Em meio a esse processo de legitimação a atividade dos músicos populares assumiu um caráter ambíguo, pois ocupava uma posição inferior em relação à música erudita européia, mas ao mesmo tempo era largamente difundida pela sociedade e reconhecida como uma importante expressão cultural por alguns agentes da cultura legítima. Além disso, vale destacar que “a identidade de músico oferecia uma compensação a outros signos sociais bem mais negativos, como ser ‘negro’, ser ‘pobre’, ‘não ter escolaridade’ ou ser ‘uma mulher separada do marido’”, diz Lilian.

Vaidade

É essa ambigüidade da condição do músico popular que oferece uma base para compreender a vaidade e ressentimento dos músicos testemunhada pelos escritores da época.
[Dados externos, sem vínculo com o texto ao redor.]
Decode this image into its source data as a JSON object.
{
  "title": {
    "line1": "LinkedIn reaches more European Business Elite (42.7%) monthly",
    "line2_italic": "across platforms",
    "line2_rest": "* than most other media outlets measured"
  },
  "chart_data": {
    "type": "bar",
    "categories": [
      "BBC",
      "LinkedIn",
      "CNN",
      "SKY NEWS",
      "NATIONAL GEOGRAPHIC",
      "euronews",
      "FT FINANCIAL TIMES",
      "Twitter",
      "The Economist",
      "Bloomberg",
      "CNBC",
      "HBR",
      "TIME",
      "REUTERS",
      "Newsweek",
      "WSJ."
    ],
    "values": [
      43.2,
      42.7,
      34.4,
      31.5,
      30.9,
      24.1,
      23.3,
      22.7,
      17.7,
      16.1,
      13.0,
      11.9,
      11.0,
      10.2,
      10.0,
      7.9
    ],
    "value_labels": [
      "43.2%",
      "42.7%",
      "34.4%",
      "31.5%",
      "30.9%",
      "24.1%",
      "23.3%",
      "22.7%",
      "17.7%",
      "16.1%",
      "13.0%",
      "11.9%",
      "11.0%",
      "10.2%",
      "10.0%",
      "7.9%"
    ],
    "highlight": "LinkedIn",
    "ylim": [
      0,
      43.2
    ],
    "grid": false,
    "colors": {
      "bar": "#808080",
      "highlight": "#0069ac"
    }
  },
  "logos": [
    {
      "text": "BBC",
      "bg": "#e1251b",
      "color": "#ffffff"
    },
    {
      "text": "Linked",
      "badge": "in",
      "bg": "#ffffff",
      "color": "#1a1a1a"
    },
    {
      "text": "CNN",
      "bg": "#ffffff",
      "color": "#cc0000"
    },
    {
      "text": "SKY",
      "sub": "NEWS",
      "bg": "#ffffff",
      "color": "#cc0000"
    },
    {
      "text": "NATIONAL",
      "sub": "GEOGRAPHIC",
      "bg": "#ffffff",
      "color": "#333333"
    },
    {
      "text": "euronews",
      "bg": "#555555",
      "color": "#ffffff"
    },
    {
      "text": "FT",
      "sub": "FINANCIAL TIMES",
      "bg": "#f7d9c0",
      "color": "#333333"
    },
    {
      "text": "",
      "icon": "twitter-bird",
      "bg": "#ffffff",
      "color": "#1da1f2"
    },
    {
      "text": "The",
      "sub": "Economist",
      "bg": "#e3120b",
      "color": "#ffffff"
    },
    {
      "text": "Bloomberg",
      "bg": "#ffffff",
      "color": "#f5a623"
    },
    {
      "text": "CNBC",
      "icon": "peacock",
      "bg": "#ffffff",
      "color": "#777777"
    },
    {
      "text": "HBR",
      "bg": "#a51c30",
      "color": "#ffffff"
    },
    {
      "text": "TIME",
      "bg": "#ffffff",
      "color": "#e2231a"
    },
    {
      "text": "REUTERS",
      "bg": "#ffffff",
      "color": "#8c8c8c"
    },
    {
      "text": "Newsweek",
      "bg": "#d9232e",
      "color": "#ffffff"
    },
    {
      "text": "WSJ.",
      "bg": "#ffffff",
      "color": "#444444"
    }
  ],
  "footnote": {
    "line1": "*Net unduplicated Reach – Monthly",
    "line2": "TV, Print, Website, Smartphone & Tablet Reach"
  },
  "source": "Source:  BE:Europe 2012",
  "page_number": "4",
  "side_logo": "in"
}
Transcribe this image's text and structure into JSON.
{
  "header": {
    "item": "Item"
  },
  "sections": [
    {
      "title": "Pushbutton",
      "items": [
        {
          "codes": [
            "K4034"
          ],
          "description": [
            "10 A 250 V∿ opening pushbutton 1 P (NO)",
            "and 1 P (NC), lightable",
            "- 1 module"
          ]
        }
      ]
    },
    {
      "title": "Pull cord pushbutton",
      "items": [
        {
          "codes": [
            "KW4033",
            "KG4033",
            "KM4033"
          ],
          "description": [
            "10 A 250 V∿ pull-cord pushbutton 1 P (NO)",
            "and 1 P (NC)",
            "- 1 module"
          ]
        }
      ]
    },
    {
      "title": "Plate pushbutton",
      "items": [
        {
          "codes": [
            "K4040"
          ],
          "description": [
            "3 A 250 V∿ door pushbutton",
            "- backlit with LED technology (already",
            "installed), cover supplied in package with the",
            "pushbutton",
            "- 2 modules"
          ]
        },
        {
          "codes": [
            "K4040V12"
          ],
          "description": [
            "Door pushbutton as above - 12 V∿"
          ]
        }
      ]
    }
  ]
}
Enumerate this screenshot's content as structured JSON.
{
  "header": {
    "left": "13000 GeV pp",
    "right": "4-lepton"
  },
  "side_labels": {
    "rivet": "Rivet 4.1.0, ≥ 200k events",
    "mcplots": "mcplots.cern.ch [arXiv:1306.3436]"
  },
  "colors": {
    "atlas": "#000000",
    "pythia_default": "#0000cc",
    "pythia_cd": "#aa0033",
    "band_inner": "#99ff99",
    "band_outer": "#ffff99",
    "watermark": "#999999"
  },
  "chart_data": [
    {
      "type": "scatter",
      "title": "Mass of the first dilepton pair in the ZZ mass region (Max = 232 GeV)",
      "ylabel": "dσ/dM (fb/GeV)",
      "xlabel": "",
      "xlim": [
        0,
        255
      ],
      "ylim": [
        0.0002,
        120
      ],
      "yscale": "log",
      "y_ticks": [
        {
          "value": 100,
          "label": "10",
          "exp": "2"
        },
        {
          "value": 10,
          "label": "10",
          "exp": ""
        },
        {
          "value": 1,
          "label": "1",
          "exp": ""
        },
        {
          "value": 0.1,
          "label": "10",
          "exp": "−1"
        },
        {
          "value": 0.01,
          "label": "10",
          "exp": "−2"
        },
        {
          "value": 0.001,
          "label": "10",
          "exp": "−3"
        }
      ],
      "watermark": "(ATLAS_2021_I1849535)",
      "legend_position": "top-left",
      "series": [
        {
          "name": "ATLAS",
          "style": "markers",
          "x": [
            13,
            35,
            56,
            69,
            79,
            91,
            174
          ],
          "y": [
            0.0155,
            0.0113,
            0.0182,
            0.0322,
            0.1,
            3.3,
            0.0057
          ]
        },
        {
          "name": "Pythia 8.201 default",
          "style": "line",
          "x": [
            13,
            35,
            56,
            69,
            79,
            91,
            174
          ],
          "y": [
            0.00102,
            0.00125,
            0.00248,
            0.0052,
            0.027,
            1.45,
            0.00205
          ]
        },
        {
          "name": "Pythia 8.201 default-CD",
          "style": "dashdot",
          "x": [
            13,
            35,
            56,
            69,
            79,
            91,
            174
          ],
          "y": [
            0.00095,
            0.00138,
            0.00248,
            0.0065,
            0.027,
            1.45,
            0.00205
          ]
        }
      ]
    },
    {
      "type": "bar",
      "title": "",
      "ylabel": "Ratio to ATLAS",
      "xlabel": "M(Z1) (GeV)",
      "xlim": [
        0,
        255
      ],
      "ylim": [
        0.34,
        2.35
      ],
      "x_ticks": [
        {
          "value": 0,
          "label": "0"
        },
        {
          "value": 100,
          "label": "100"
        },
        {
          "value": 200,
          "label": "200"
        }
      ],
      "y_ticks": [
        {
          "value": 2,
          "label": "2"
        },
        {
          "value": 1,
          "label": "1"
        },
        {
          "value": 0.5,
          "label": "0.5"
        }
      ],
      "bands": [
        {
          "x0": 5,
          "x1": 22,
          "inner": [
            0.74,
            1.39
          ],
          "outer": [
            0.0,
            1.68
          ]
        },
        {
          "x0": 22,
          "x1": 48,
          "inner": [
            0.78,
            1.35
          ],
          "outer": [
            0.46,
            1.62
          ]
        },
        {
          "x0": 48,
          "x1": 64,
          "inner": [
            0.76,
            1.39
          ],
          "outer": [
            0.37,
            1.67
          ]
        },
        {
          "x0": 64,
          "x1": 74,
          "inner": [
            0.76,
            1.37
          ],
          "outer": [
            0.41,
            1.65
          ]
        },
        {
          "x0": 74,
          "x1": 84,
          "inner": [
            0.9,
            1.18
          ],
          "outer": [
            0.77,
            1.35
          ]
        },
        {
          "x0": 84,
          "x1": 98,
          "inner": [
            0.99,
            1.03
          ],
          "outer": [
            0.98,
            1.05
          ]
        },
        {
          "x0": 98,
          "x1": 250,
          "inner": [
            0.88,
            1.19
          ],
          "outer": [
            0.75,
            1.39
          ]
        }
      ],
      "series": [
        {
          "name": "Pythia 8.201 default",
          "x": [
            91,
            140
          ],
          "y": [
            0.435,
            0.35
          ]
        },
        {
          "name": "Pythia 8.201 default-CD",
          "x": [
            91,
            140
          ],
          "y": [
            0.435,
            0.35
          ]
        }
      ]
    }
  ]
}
A pesquisadora cita como exemplo o caso de Catullo da Paixão Cearense, autor de “Luar do Sertão”: “Há testemunhos que contam como ele se irritava e se recusava a continuar quando não o ouviam declamar sua poesia em silêncio”. Outro episódio citado pela pesquisadora, foi a vez que Sinhô entrou na Casa Edson para reclamar o pagamento de seus direitos autorais e num gesto altivo, com os braços abertos apontando as paredes da loja, disse: “tudo isso é meu”. “Ernesto Nazareth era descrito como fechado em uma “torre de marfim” por algumas pessoas que o conheceram e Chiquinha Gonzaga reclama amargamente, nas raras cartas encontradas por sua biógrafa, Edinha Diniz, sobre a “injustiça” que sofreu ao ter suas composições “boas e lindas” preteridas por “tudo que há de indecente, porco e nojento” dos novos compositores”.

A pesquisadora dá sua própria interpretação dos fatos: “a sociedade ofereceu elementos que constitui a base dos anseios sociais e da crença desses músicos em seu alto valor, mas não ofereceu as recompensas sociais e materiais que eles esperavam”. Os músicos recebiam dois tipos de informações diferentes nas suas interações cotidianas, uma sobre sua importância social e sobre o afeto que despertavam em toda a população, outra sobre sua inferioridade social e cultural, o que dava ensejo a uma percepção discrepante de si mesmos.